Novartis complex to fuse art, technology

Cambridge OK’s $600m project

December 08, 2011|By Casey Ross, Globe Staff

In a part of Cambridge filled with hulking science labs, Swiss medical giant Novartis AG is building a striking glass and granite building designed by noted architect Maya Lin.

Lin is among several prominent designers Novartis hired to create a $600 million three-building laboratory and office complex that will be the centerpiece of its worldwide research operations based in Cambridge.

Clad in glass, terra cotta, and granite, the complex will also include retail shops to fill in a large hole in the commercial strip along Massachusetts Avenue, as well as a 1.35-acre park adjacent to the Massachusetts Institute of Technology.

Lin’s concept is a building that gradually rises along Massachusetts Avenue, with a main entry and an interior courtyard filled with trees and meandering pathways.

“I wanted this to feel not like an isolated island, but something penetrable for everyone from MIT to walk around,’’ said Mark Fishman, the president of the company’s Institutes for Biomedical Research.

“We want people to mix there just as they would at a university.’’

The Lin and other buildings were approved by the Cambridge Planning Board Tuesday night. Novartis has already begun site work on the property and expects to complete the complex in 2015.

Lin, who came to prominence for designing the Vietnam Veterans Memorial in Washington, D.C., in 1982, said she wanted the Novartis complex to improve the connection between Central Square and the Charles River by filling the now-barren strip of concrete with more active uses and landscaping.

The facade of her building on Massachusetts Avenue will be covered with the same type of light-gray granite that was used to construct Quincy Market at Faneuil Hall and many of the bridges in the area.

“The idea is to have the New England stone wall come out of the landscape and gently float up’’ to balance the generous amounts of glass used elsewhere in the complex, Lin said. “We’re trying to create something almost more campuslike in scope and feel. It’s very noncorporate.’’
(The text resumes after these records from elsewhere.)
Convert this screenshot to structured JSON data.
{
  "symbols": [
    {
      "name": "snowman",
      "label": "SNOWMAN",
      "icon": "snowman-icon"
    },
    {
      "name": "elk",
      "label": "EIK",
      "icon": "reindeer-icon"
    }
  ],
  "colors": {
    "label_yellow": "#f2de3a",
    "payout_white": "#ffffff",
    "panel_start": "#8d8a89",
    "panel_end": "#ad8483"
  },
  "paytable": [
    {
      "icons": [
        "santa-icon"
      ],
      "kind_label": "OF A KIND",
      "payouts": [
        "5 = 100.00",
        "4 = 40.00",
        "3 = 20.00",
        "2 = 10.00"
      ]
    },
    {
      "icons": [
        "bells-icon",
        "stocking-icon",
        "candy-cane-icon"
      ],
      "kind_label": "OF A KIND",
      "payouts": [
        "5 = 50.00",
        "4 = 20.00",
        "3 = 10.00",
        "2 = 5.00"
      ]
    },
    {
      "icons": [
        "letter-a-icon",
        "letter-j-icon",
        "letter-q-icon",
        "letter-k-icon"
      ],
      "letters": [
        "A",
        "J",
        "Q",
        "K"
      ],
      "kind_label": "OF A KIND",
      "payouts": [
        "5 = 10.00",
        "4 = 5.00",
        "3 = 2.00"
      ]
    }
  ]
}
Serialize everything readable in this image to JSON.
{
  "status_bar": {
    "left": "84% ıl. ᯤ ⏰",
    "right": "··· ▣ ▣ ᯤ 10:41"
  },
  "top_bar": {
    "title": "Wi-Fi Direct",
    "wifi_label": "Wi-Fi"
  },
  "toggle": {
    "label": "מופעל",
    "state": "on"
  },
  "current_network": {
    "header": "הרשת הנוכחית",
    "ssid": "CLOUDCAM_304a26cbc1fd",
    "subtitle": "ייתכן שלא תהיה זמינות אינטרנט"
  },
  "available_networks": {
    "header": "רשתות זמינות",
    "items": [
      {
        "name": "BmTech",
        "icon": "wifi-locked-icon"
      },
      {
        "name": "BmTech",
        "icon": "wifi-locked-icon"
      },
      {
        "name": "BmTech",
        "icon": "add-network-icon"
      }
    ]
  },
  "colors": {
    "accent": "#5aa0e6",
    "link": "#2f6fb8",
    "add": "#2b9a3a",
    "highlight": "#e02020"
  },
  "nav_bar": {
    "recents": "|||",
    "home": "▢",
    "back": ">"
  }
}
The new Novartis property is one of many efforts by global biotechnology firms to build stronger connections to MIT to improve recruiting and research collaboration. Novartis itself already has several well-established ventures, one a $65 million, 10-year deal with MIT for research into revolutionizing the process of manufacturing medicines. Another 10-year pact is with Dana-Farber Cancer Institute on cancer research.